Welcome to November! (I know a double post)
This is my fourth year participating in “No Makeup November.” It began four years ago, when I was teaching children ages 5-12 at an after-school program- this was back when I thought I was going to be a teacher, that itself is another story. I remember I was supervising the older students during their snack break, when one of them mentioned they couldn’t wait to get older like me. I asked why and they responded, “because I can wear makeup and be beautiful like you.” This broke my heart. To them the beauty they saw reflected in me, was actually the confidence/passion I felt when I was teaching. To me beauty is confidence; The confidence in loving yourself. I believe that society distracts us from being confident. Yes, it’s great to highlight your beauty with a few makeup products, but we get lost in it. I feel like I’ve gotten lost in it this year.
Anyway, I told them they didn’t need to wear in order to be or feel beautiful, but instead they called me a liar. Kids are brutally honest, which I miss in my work field. Adults are not honest, ever. I ended up telling them I wouldn’t wear makeup for the entire month of November and they didn’t believe me. So I gave myself rules:
- Absolutely no makeup until December 1st
- Journal about the experience
- Take a picture everyday until the end of the month.

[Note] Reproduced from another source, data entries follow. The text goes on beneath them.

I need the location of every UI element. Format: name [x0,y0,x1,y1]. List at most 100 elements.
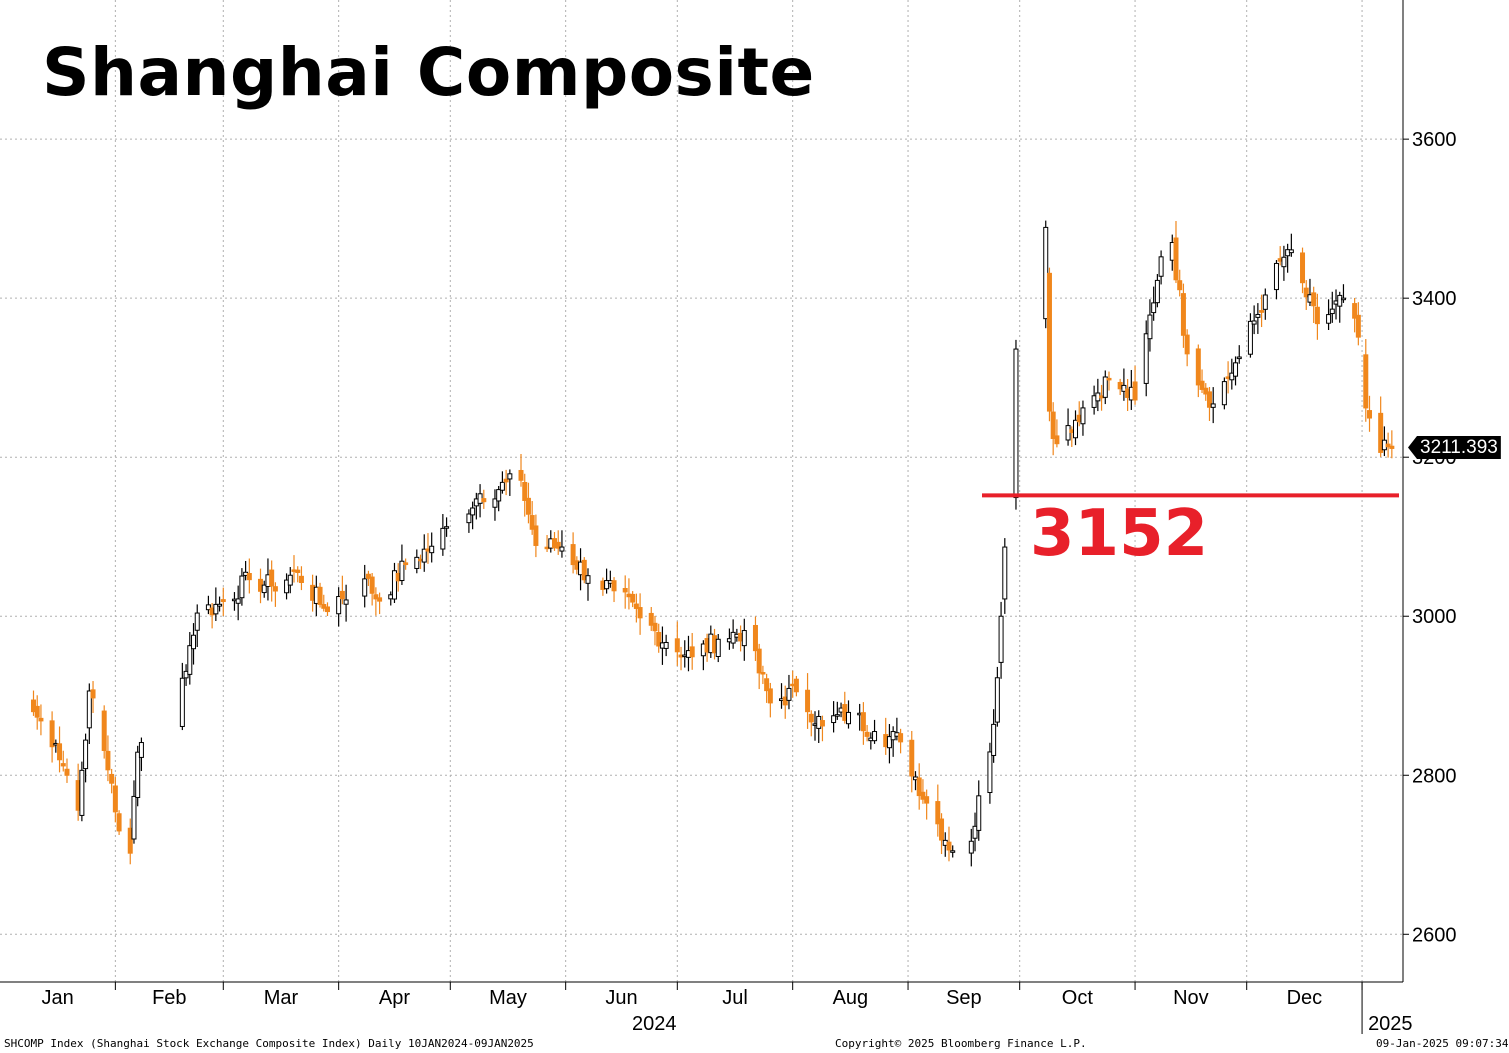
x-month-label: Jan [42,987,74,1009]
x-month-label: Jul [722,987,748,1009]
candle-body [585,575,591,584]
candle-body [1184,334,1190,355]
candle [1363,339,1369,422]
candle [1080,400,1086,436]
candle-body [101,710,107,751]
candle [819,715,825,742]
candle [1255,303,1261,334]
candle-body [656,631,662,647]
candle [481,489,487,509]
candle [656,623,662,653]
candle-body [522,481,528,501]
candle [1173,221,1179,284]
candle-body [652,622,658,632]
candle-body [362,578,368,597]
candle-body [83,739,89,770]
candle-body [1221,381,1227,406]
candle-body [1367,410,1373,419]
candle [533,514,539,558]
candle-body [272,586,278,592]
candle-body [976,795,982,831]
candle-body [872,731,878,742]
candle-body [1281,256,1287,268]
candle-body [373,594,379,600]
candle [522,473,528,517]
candle-body [950,850,956,853]
candle [752,616,758,661]
candle [1154,274,1160,308]
candle [730,619,736,649]
candle [57,726,63,773]
candle [269,560,275,602]
chart-title: Shanghai Composite [42,34,815,111]
candle-body [217,603,223,607]
candle-body [1236,356,1242,360]
candle-body [1203,387,1209,395]
candle [950,845,956,858]
candle [1340,284,1346,303]
candle-body [1355,314,1361,338]
candle [793,675,799,697]
candle-body [127,827,133,854]
candle-body [1329,308,1335,315]
candle [1251,305,1257,335]
candle [1195,344,1201,398]
candle-body [1106,377,1112,381]
candle-body [30,699,36,713]
candle [972,812,978,852]
candle-body [604,580,610,590]
candle [421,534,427,572]
candle [1303,280,1309,310]
candle-body [135,751,141,798]
x-year-label: 2025 [1368,1013,1413,1035]
x-month-label: May [489,987,527,1009]
candle-body [1378,412,1384,453]
candle [38,704,44,736]
candle-body [105,750,111,771]
candle [507,469,513,496]
candle [1091,385,1097,415]
candle [1206,387,1212,421]
candle-body [819,720,825,727]
candle-body [752,624,758,652]
candle-body [1151,302,1157,314]
candle-body [1210,403,1216,408]
candle-body [507,473,513,480]
x-month-label: Dec [1287,987,1323,1009]
candle-body [767,688,773,704]
candle-body [421,548,427,563]
candle [1046,267,1052,422]
candle-body [1102,376,1108,398]
candle [131,780,137,844]
candle-body [220,599,226,603]
candle [864,725,870,742]
candle [834,701,840,720]
candle [444,517,450,537]
candle [321,594,327,612]
candle [90,681,96,713]
candle-body [470,507,476,516]
candle-body [1303,287,1309,298]
candle [1203,383,1209,401]
candle-body [79,769,85,816]
candle-body [909,739,915,777]
candle-body [492,498,498,508]
candle-body [845,711,851,725]
candle-body [764,678,770,692]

I was looking back at my past entries for N.M.N and this was one from my first year made me laugh:
” The children at my work kept asking me why I wasn’t wearing makeup, which I responded to “I’m doing No Makeup November to show people you don’t need to wear makeup to feel pretty.” Great answer, but these past seven days I kept asking myself why am I doing this? I asked this especially when I walked into a work meeting and saw an attractive guy sitting across from me.” From my entry called First Week of N.M.N: What Am I Doing This
Honestly, I think this came at the right time of life. I’m twenty-five and I’m beginning to compare myself to younger bodies, especially working at a college where the norm for woman is wearing crop tops. That’s a inner issue, it’s insecurity. I heard once you get into your for
ties that’s when you learn to really love yourself. I just wish societal standards would disappear. Like us, they have evolve. It’s not just about being skinny now, now I’m insecure because I’m not as curvy. Sometime I feel like we can’t win.
Well, now without makeup I have this whole month to look within and try to understand why I think the way I do. I hope you can join me on this journey, as cheesy as that sounds.